Я уложила брошь в серебряную шкатулку, в ту самую, в которой Миша принес ее мне. Бриллиант светился в сумерках, и я впервые заметила, как он странно и страшно красив. Раньше мне казалось, что драгоценные камни ничем не отличаются от простого стекла. Я всегда была равнодушна к драгоценностям. Мертвая красота, которая не возбуждает в человеке ничего доброго. Только злобу, зависть и жадность. А тут, над маленькой глубокой ямой, мне почудилось, будто мы хороним дорогое существо. Я в последний раз взглянула на брошь. Лепестки дрожали, камень пылал, впитывая алый огонь заходящего солнца. Потом был кошмар, сумасшедший купец со своими разбойниками, пожар… Я забыла о камне и не думала о том, что все это из-за него.
О чем еще я могла думать, когда дом, в котором я выросла, в котором до меня выросло пять поколений Батуриных, сгорел дотла?
О чем я могла думать потом, когда кошмар продолжился, стал набирать обороты, из обычных людей, никому не сделавших зла, мы превратились в «классово-неполноценный элемент». А с «элементом» можно поступить как угодно – убить, изнасиловать, истоптать сапогами, словно уличную грязь. Оказалось, сгорел дотла не только наш дом, но и вся Россия.
Перед отъездом в Одессу, папа хотел съездить в Батурине, откопать камень. Но на это уже не осталось времени, да и рискованно было убегать с такой дорогой вещью. Из-за броши нас могли убить. Папа решил, что потом, когда кончится красная смута, мы вернемся на пепелище и, возможно, эта брошь поможет нам начать все заново. Неизвестно, какие будут деньги, но брошь стоит столько, что если продать, то удастся жить на это несколько лет.
Теперь я точно знаю, мы никогда не вернемся. Нам просто некуда возвращаться. Там Совдеп, голод, красный террор, каторжные порядки, бандитская власть. Недавно приехала из Берлина Наташа Данилова. Она рассказала, что слышала от кого-то из вновь прибывших, будто Ирина Порье вовсе не умерла осенью семнадцатого от апоплексического удара, а жива, здорова, стала комиссаршей, красной чиновницей и занимается распределением награбленного имущества.
Пала продолжает верить, что большевики долго не продержатся, каждое утро читает газеты с такой жадностью, что больно на него смотреть.
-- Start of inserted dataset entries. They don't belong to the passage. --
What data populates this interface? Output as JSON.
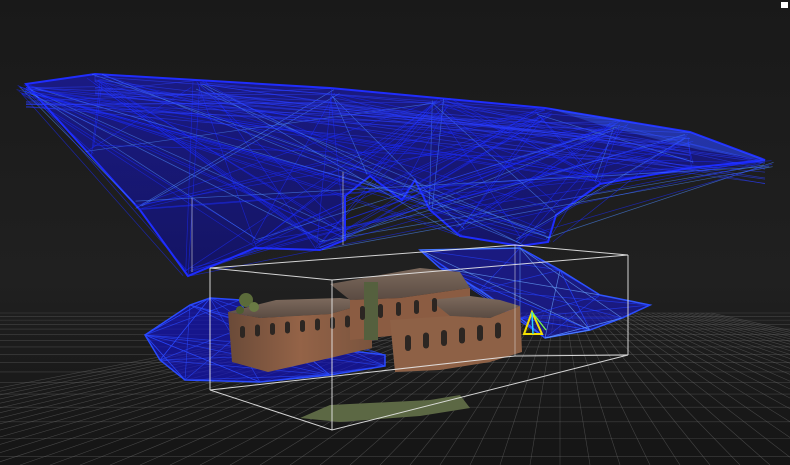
{
  "viewer": {
    "background_color": "#1e1e1e",
    "ground_grid": true,
    "grid_color": "#6a6a6a",
    "mesh_color": "#1010dd",
    "mesh_highlight_color": "#3a7bff",
    "bounding_box_color": "#e6e6e6",
    "model_description_colors": {
      "roof": "#6e5a4e",
      "brick": "#8a5a3e",
      "window": "#2c2622",
      "vegetation": "#5a6a3a"
    },
    "corner_indicator_color": "#ffffff"
  }
}
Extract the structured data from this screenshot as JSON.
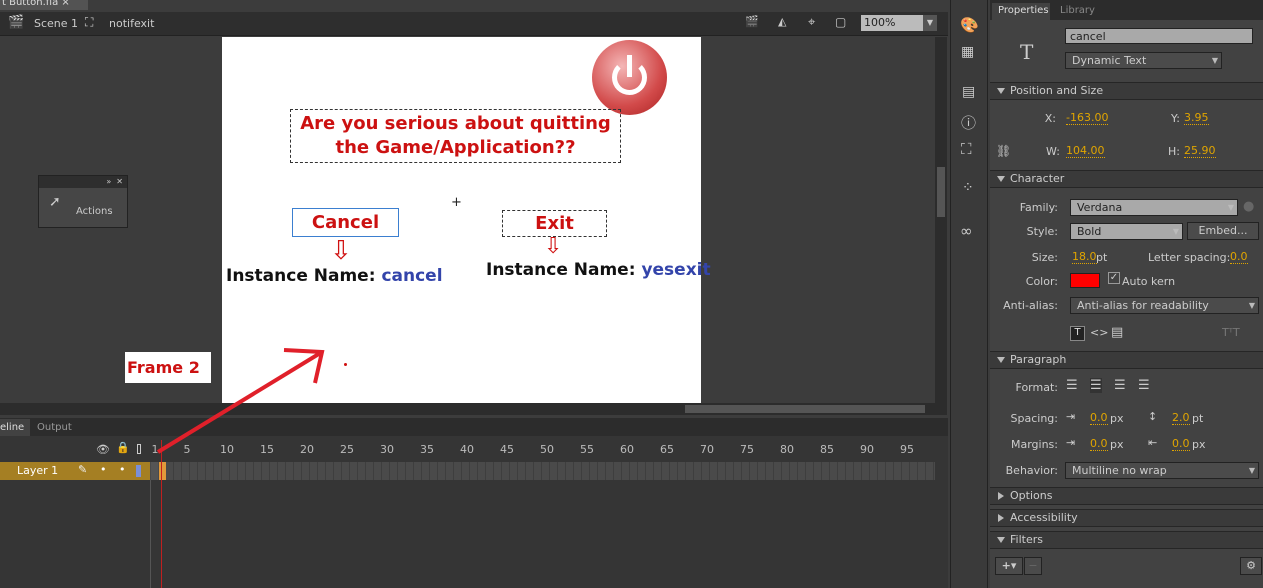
{
  "file_tab": {
    "label": "t Button.fla",
    "close": "×"
  },
  "scene_bar": {
    "scene": "Scene 1",
    "symbol": "notifexit",
    "zoom": "100%"
  },
  "stage": {
    "question_line1": "Are you serious about quitting",
    "question_line2": "the Game/Application??",
    "cancel_label": "Cancel",
    "exit_label": "Exit",
    "cancel_instance_prefix": "Instance Name: ",
    "cancel_instance_name": "cancel",
    "exit_instance_prefix": "Instance Name: ",
    "exit_instance_name": "yesexit",
    "label_color": "#cc1111",
    "instance_color": "#3344aa"
  },
  "annotation": {
    "frame_label": "Frame 2",
    "arrow_color": "#e0202a"
  },
  "actions_panel": {
    "label": "Actions"
  },
  "properties": {
    "tabs": [
      "Properties",
      "Library"
    ],
    "instance_name": "cancel",
    "text_type": "Dynamic Text",
    "position_size": {
      "title": "Position and Size",
      "x_label": "X:",
      "x": "-163.00",
      "y_label": "Y:",
      "y": "3.95",
      "w_label": "W:",
      "w": "104.00",
      "h_label": "H:",
      "h": "25.90"
    },
    "character": {
      "title": "Character",
      "family_label": "Family:",
      "family": "Verdana",
      "style_label": "Style:",
      "style": "Bold",
      "embed": "Embed...",
      "size_label": "Size:",
      "size": "18.0",
      "size_unit": "pt",
      "letter_spacing_label": "Letter spacing:",
      "letter_spacing": "0.0",
      "color_label": "Color:",
      "color": "#ff0000",
      "auto_kern": "Auto kern",
      "antialias_label": "Anti-alias:",
      "antialias": "Anti-alias for readability"
    },
    "paragraph": {
      "title": "Paragraph",
      "format_label": "Format:",
      "spacing_label": "Spacing:",
      "spacing_indent": "0.0",
      "spacing_indent_unit": "px",
      "line_spacing": "2.0",
      "line_spacing_unit": "pt",
      "margins_label": "Margins:",
      "margin_left": "0.0",
      "margin_left_unit": "px",
      "margin_right": "0.0",
      "margin_right_unit": "px",
      "behavior_label": "Behavior:",
      "behavior": "Multiline no wrap"
    },
    "options": "Options",
    "accessibility": "Accessibility",
    "filters": "Filters"
  },
  "timeline": {
    "tabs": [
      "eline",
      "Output"
    ],
    "layer": "Layer 1",
    "frame_numbers": [
      "1",
      "5",
      "10",
      "15",
      "20",
      "25",
      "30",
      "35",
      "40",
      "45",
      "50",
      "55",
      "60",
      "65",
      "70",
      "75",
      "80",
      "85",
      "90",
      "95"
    ]
  }
}
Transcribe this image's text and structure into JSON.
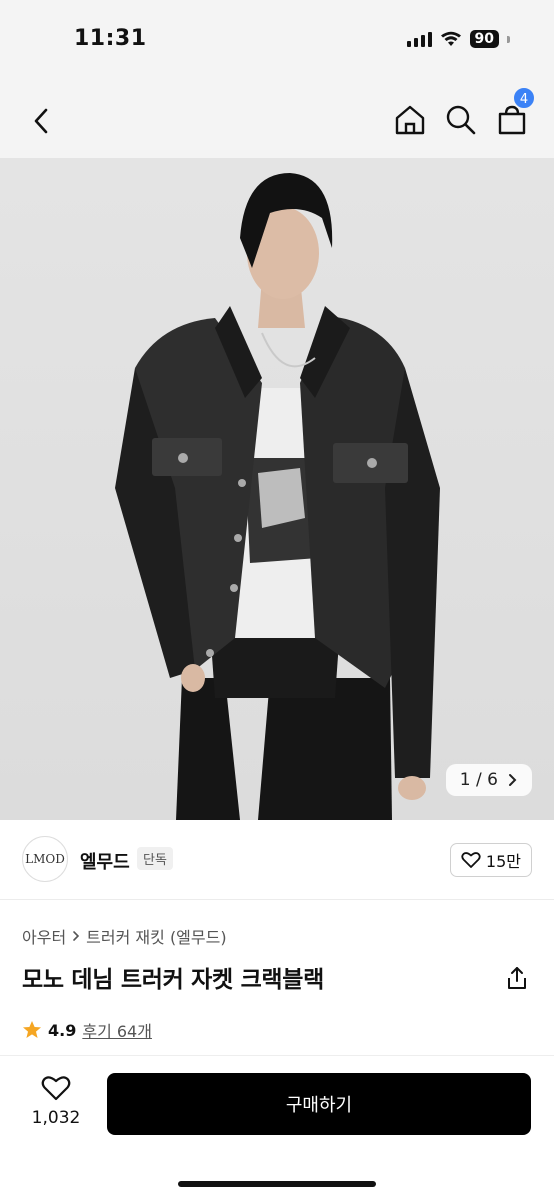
{
  "status_bar": {
    "time": "11:31",
    "battery": "90"
  },
  "nav": {
    "cart_count": "4"
  },
  "product_image": {
    "counter_current": "1",
    "counter_separator": "/",
    "counter_total": "6"
  },
  "brand": {
    "logo_text": "LMOD",
    "name": "엘무드",
    "tag": "단독",
    "likes": "15만"
  },
  "breadcrumb": {
    "category": "아우터",
    "subcategory": "트러커 재킷 (엘무드)"
  },
  "product": {
    "title": "모노 데님 트러커 자켓 크랙블랙"
  },
  "rating": {
    "score": "4.9",
    "reviews": "후기 64개"
  },
  "bottom_bar": {
    "wish_count": "1,032",
    "buy_label": "구매하기"
  },
  "colors": {
    "accent": "#3b82f6",
    "star": "#f5a623",
    "buy_bg": "#000000"
  },
  "icons": [
    "back-icon",
    "home-icon",
    "search-icon",
    "cart-icon",
    "chevron-right-icon",
    "heart-icon",
    "share-icon",
    "star-icon"
  ]
}
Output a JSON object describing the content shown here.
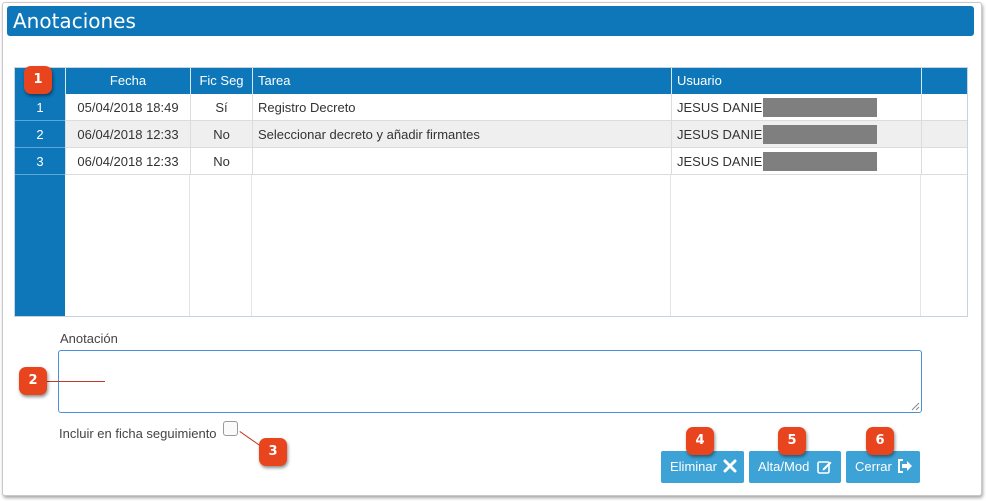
{
  "window": {
    "title": "Anotaciones"
  },
  "grid": {
    "columns": [
      "Fecha",
      "Fic Seg",
      "Tarea",
      "Usuario"
    ],
    "rows": [
      {
        "num": "1",
        "fecha": "05/04/2018 18:49",
        "fic_seg": "Sí",
        "tarea": "Registro Decreto",
        "usuario": "JESUS DANIEL"
      },
      {
        "num": "2",
        "fecha": "06/04/2018 12:33",
        "fic_seg": "No",
        "tarea": "Seleccionar decreto y añadir firmantes",
        "usuario": "JESUS DANIEL"
      },
      {
        "num": "3",
        "fecha": "06/04/2018 12:33",
        "fic_seg": "No",
        "tarea": "",
        "usuario": "JESUS DANIEL"
      }
    ]
  },
  "form": {
    "annotation_label": "Anotación",
    "annotation_value": "",
    "include_label": "Incluir en ficha seguimiento",
    "include_checked": false
  },
  "buttons": {
    "delete_label": "Eliminar",
    "save_label": "Alta/Mod",
    "close_label": "Cerrar"
  },
  "callouts": [
    "1",
    "2",
    "3",
    "4",
    "5",
    "6"
  ],
  "colors": {
    "primary": "#0d77b9",
    "button": "#3da3d6",
    "callout": "#e8441d",
    "redaction": "#7f7f7f"
  },
  "icons": {
    "delete": "close-icon",
    "save": "edit-icon",
    "close": "sign-out-icon"
  }
}
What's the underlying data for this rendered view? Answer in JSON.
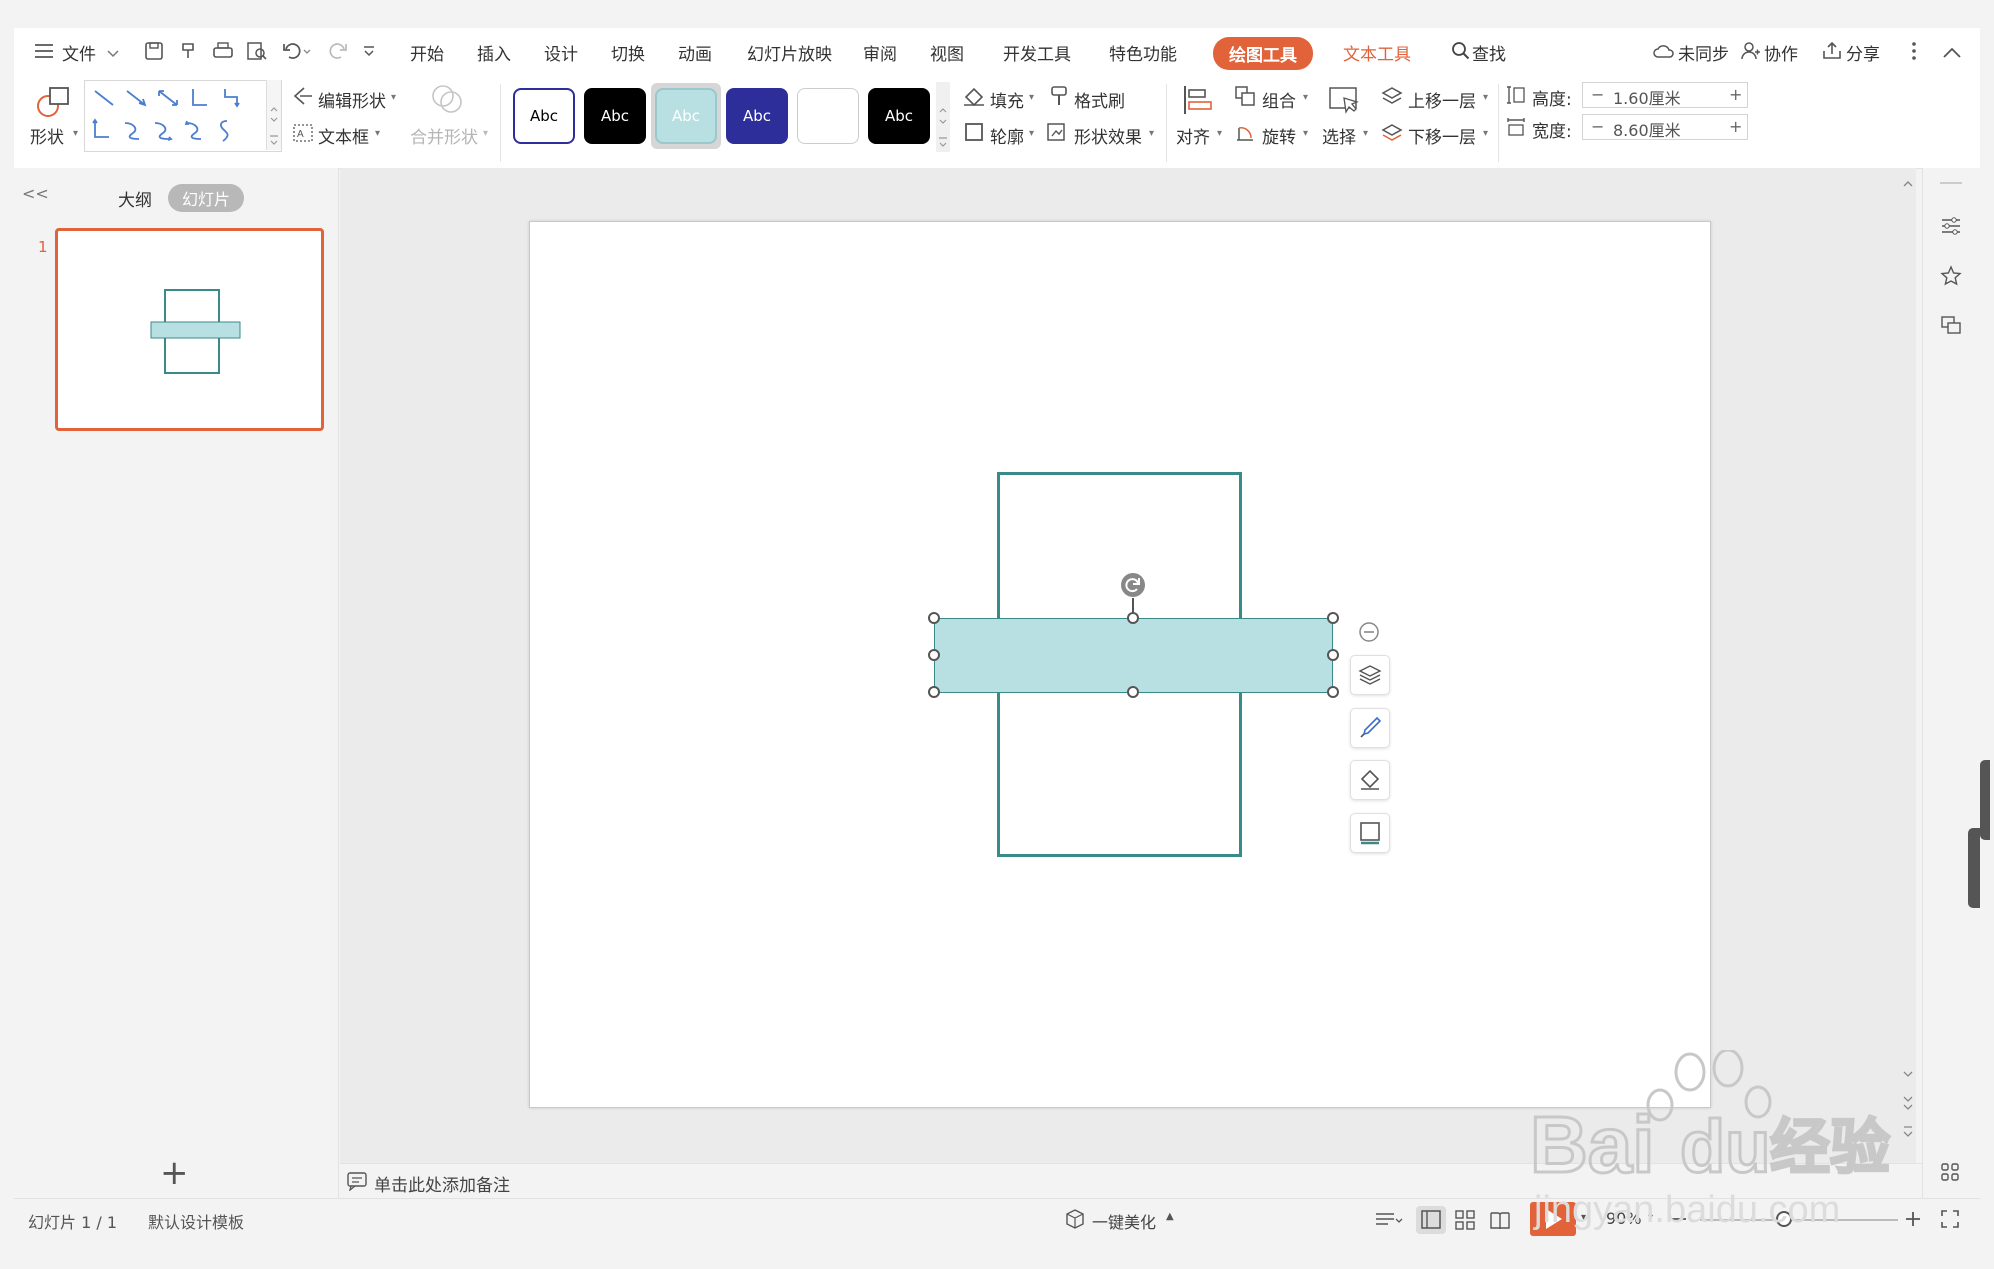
{
  "menu": {
    "file": "文件",
    "tabs": [
      "开始",
      "插入",
      "设计",
      "切换",
      "动画",
      "幻灯片放映",
      "审阅",
      "视图",
      "开发工具",
      "特色功能"
    ],
    "drawing_tools": "绘图工具",
    "text_tools": "文本工具",
    "search": "查找",
    "unsynced": "未同步",
    "collaborate": "协作",
    "share": "分享"
  },
  "ribbon": {
    "shape": "形状",
    "edit_shape": "编辑形状",
    "text_box": "文本框",
    "merge_shapes": "合并形状",
    "style_sample": "Abc",
    "fill": "填充",
    "format_painter": "格式刷",
    "outline": "轮廓",
    "shape_effects": "形状效果",
    "align": "对齐",
    "group": "组合",
    "rotate": "旋转",
    "select": "选择",
    "bring_forward": "上移一层",
    "send_backward": "下移一层",
    "height_label": "高度:",
    "height_value": "1.60厘米",
    "width_label": "宽度:",
    "width_value": "8.60厘米",
    "minus": "−",
    "plus": "+"
  },
  "left_pane": {
    "collapse": "<<",
    "outline_tab": "大纲",
    "slides_tab": "幻灯片",
    "slide_number": "1",
    "add": "+"
  },
  "notes": {
    "placeholder": "单击此处添加备注"
  },
  "status": {
    "slide_count": "幻灯片 1 / 1",
    "template": "默认设计模板",
    "beautify": "一键美化",
    "zoom": "90%"
  },
  "colors": {
    "accent": "#e2623a",
    "shape_outline": "#3a8a8a",
    "shape_fill": "#b8dfe2",
    "style_navy": "#2e2e9a",
    "style_teal": "#b8dfe2"
  },
  "watermark": "Baidu经验 jingyan.baidu.com"
}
Его, как всегда, спасает работа. Нам удивительно повезло. Год назад на бульваре Сен-Мишель мы встретили того доктора, который вместе с папой принимал у меня роды на французском судне. Этот месье Фраппе помог папе обойти все препоны французской бюрократической машины и устроиться на работу в муниципальный госпиталь, что для таких, как мы, эмигрантов, в принципе невозможно. Теперь нам хватает на эту маленькую квартиру, на еду и на няню для Мишеньки. Папа занят с утра до вечера, часто дежурит ночами, мало спит, и ему не остается времени на страшную ностальгию, которая ест души многих русских.